The oration from Lincoln – ‘With Malice Toward None’ in an arrangement for cello and strings – is one of those aspirational tunes (seemingly effortless for Williams) that Americans live to embrace, and lower-key but no less resonant or meaningful in reach is the arrangement for cello and guitar (Pablo Sáinz-Villegas) of the ‘Prayer for Peace’ from Munich. Most intriguing of all, though, is Highwood’s Ghost (2018), which Williams wrote in memory of Leonard Bernstein in his centennial year and which invokes his indomitable spirit and that of the Tanglewood Music Festival with reference to yet another indomitable spirit – a ghost said to inhabit Highwood Manor House on the grounds of the festival, which Bernstein claimed personally to have encountered. This ‘confrontation’ is spookily realised through the dulcet tones of Lenny as reincarnated in the voice of Ma’s cello and a startling apparition of ear-popping virtuosity from solo harp (Jessica Zhou).
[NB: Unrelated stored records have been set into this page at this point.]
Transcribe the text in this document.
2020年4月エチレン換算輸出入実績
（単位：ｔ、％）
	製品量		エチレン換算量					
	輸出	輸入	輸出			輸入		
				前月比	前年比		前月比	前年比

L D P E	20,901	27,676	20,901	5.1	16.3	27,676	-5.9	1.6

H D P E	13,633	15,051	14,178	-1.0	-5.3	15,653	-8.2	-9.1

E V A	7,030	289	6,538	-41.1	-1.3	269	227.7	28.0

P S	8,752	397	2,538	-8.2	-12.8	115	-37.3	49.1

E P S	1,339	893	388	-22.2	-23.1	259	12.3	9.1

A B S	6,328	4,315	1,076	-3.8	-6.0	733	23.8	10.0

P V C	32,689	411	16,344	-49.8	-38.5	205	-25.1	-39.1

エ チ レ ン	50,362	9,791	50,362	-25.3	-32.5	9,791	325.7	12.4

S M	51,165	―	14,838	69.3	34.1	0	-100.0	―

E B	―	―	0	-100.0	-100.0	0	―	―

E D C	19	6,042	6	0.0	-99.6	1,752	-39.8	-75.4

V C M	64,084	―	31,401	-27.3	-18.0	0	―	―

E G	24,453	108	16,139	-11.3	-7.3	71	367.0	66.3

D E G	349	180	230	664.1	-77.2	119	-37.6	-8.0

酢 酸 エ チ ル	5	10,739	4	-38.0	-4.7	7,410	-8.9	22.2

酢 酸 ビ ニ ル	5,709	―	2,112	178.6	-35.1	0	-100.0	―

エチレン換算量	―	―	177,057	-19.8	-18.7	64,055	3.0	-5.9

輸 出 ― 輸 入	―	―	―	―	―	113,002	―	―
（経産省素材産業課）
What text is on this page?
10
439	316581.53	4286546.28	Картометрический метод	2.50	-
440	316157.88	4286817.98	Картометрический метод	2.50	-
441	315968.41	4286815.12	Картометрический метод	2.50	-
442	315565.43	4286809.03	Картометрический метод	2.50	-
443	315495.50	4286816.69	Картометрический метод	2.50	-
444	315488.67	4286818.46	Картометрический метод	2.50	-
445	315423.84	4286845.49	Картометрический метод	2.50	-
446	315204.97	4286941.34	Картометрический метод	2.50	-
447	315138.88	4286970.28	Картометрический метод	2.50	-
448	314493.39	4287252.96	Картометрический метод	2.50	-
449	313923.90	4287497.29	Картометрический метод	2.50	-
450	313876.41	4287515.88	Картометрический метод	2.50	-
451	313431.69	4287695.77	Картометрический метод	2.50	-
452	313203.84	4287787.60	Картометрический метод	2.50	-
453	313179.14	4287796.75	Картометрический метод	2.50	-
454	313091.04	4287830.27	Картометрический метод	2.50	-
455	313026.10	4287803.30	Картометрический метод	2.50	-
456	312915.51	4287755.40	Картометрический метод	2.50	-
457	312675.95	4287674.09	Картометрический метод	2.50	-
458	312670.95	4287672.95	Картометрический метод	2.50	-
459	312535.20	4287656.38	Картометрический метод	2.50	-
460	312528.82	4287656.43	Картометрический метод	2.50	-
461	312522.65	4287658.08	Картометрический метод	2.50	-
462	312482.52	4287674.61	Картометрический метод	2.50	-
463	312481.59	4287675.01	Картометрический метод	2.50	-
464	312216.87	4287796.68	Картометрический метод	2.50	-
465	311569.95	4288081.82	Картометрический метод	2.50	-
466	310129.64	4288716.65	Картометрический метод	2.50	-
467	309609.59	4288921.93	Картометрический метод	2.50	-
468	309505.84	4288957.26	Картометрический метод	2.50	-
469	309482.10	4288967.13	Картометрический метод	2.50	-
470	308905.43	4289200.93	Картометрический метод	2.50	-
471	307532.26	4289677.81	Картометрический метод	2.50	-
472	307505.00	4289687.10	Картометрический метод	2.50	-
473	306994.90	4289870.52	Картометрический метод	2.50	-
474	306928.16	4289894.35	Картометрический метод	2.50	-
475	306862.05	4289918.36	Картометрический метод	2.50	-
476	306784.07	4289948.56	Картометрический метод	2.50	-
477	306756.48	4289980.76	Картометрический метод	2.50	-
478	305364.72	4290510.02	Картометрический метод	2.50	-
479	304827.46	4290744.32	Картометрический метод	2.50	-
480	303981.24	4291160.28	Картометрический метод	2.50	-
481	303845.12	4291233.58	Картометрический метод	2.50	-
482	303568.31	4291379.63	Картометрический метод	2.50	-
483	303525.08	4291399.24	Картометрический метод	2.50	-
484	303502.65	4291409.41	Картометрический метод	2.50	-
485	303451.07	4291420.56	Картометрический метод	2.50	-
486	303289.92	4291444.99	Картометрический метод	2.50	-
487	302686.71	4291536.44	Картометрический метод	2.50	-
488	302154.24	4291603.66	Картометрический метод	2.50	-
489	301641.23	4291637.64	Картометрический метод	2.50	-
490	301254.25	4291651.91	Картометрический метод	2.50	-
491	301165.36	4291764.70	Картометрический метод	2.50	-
More startling to my ears, though, is the fleeting allusion to Britten’s Peter Grimes, of which Bernstein conducted the American premiere there in 1946.
Another great example of how Williams’s points of reference reach far and wide and wider still. Edward Seckerson Spatial Audio comment: With his colossal experience writing film scores, it’s not surprising that John Williams’s concert music, and these two concertos in particular, should benefit from Spatial Audio sound. Sony Classical and DG take different approaches: Yo-Yo Ma’s cello is placed further back in the sound picture than Anne-Sophie Mutter’s violin, but both capture these two great American orchestras in a superb light. The Sony sound is slightly harder to find the ideal playback volume, but once that is achieved, there’s a lovely warmth to the New York strings. The Boston sound, traditionally a degree or two cooler, is superbly captured with an appealing bloom (particularly in the miniatures drawn from movie scores), and Mutter’s playing, technically faultless, is placed very impressively within the soundstage, raised slightly above the orchestra, as perhaps is only right in a concertante setting. There’s also some lovely playing from the woodwind (especially the flutes) which is ideally placed. Sony’s placement of the solo harp and cello in the Schindler’s List suite is elegantly handled. Two fine recordings that show that Spatial Audio can be used to different ends, both impressive in their own way.